Hey, I think something’s wrong with this graph!


Paul Alper points us to this column by Dana Milbank discussing the above graph from Georgia’s Department of Public Health:

Ok, the comb-style bar graph is, as always, a bad idea, as it multiplexes two dimensions (county and time) on a single x-axis. The graph should be a lineplot, with one line per county, and the lines labeled directly with county names.

But, wait . . . the graph has another problem. The ordering of the counties changes with each date!

But, wait . . . that’s not the biggest problem. As Milbank writes:

But on closer inspection, the dates on the chart showed a curious ordering: April 30 was followed by May 4; May 5 was followed by May 2, which was followed by May 7 — which in turn was followed by April 26. The dates had been re-sorted to create the illusion of a decline. The five counties were likewise re-sorted on each day to enhance the illusion.

Or maybe the software did it automatically? Fortunately, the Georgia Department of Public Health has all their data and code on Github, so you can go run the program yourself and see . . . just kidding!

Milbank continues:

The governor’s office apologized for what state Rep. Scott Holcomb, an Atlanta Democrat, properly called a “cuckoo” presentation of data. But as the Atlanta Journal-Constitution noted, it was the third such “error” in as many weeks involving sloppy counting of cases, deaths and other measures tracking covid-19. . . .

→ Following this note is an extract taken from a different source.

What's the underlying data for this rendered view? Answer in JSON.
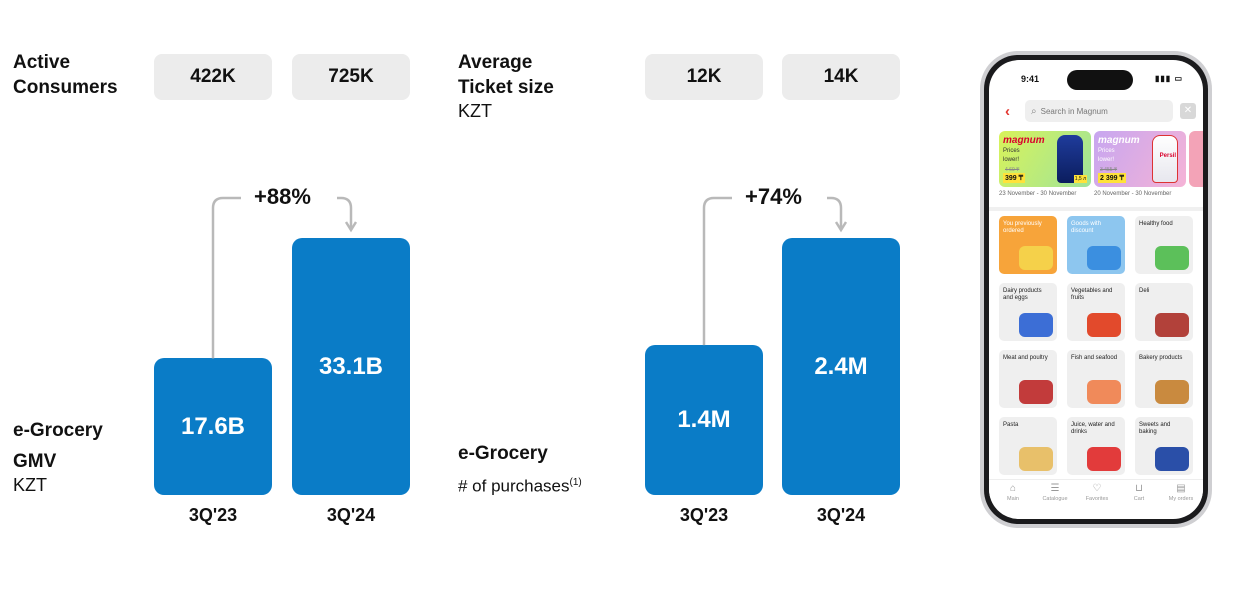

I have no idea if this was a software default (in which case, I assume the people who made the graph screwed up under pressure) or if some extra effort had to be made to sort the numbers in this way. Maybe someone just thought the graph looked prettier this way?

As a statistician who specializes in graphical communication, I’m usually happy to see statistical graphics in the news—but, after seeing this example and this one from a few days ago, I’m not so happy.